As industry has undergone merger and acquisitions activity over the decades, prices have invariably increased as firms wield ever more market power. It should come as little surprise that journals cost as much as they do. Unfortunately, there is little data about the cost of access to journals in Australia.
The arguments for the privatisation of journals are flimsy at best. Perhaps some may say that journals need to be privately owned (courtesy of government intervention) to ensure innovation and creation of new market niches and that business and technical expertise are lacking within universities. The real innovation in this context, however, is the content, not the method of delivery. Printing hardcopy journals has existed for ages and can be carried out by publishers, whether in the public or private sectors. Creating electronic copies to be put on the internet is hardly innovative.
After all, universities are the locus of innovation in our economy, and have a veritable army of business, management and IT academics and specialists who can help provide the necessary expertise. Many universities already have their own book publishing presses, so it is a minor step to include journal publishing.
The current arrangement is utterly perverse. Those who do the productive work get nothing in terms of monetary compensation, yet firms reap massive profits (economic rents). Economic efficiency requires that consumers be charged the marginal cost, but have no choice but to accept monopolistic pricing.
There is no natural law that ensures this state of events. In a rational system, those who do the work should get paid directly for their efforts. Accordingly, a system of public financing should be set up to pay a lump sum to all authors who have a paper accepted in a journal, and perhaps a small prize fund to provide rewards to those who have authored scientifically important and/or popular papers. Editors and reviewers should be paid the prevailing market wage for their work, along with those who publish the journals, whether in print or electronically online.

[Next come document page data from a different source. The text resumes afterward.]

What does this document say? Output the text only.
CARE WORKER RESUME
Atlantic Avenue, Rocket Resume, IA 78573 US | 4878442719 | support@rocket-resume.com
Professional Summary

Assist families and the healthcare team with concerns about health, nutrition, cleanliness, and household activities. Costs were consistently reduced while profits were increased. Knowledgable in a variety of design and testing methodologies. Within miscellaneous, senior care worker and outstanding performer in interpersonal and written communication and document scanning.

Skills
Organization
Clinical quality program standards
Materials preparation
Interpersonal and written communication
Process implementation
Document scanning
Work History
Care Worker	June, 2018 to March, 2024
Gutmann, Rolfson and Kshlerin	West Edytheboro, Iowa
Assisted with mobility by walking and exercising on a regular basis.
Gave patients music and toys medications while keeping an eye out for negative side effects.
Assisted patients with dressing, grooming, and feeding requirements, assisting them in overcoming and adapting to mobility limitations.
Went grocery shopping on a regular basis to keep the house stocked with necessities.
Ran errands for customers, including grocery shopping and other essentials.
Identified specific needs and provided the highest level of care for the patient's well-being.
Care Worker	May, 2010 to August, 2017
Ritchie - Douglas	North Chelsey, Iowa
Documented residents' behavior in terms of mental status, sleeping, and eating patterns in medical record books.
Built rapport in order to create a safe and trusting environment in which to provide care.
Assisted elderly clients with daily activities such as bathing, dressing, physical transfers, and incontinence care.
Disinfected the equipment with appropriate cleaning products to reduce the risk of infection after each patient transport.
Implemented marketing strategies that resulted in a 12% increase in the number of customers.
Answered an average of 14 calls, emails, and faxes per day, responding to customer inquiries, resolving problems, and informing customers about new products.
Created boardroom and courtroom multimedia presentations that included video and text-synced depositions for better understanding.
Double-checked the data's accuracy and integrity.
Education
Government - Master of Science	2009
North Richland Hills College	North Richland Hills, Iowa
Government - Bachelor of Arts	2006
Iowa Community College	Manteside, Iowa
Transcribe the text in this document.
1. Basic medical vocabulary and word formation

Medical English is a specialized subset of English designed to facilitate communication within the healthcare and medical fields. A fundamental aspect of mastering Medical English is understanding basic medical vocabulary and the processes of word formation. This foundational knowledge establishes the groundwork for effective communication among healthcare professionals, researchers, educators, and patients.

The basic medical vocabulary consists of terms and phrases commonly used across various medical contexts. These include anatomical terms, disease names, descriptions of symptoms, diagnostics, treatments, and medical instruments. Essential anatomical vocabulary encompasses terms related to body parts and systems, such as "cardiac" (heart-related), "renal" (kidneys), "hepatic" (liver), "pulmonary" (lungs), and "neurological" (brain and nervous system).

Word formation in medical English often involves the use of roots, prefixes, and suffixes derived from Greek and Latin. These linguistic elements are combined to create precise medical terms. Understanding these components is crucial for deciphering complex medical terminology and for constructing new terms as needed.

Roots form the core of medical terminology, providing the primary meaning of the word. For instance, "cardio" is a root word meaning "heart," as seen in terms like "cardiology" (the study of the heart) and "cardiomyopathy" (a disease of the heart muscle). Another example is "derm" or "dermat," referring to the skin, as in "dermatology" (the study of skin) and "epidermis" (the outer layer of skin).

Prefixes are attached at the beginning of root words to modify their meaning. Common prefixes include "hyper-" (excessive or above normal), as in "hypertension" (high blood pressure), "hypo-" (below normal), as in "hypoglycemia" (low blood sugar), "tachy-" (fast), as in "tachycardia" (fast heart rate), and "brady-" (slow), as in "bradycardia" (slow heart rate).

Instead of having to access journals online through a myriad of security features, they should be made available for anyone to access and make copies if they so wish. This achieves two outcomes: consumers are charged the marginal cost (in this case, nothing) and scientific knowledge is freely available to all.
It is quite possible that with the aggregate amount of money that Australian universities and other institutions spend every year on financing access to privately-owned journals, it could be used to finance a far more efficient system of journal production – rewarding authors, reviewers, editors, and publishers, without gouging consumers and end-users, while promoting a more effective dissemination of scientific knowledge.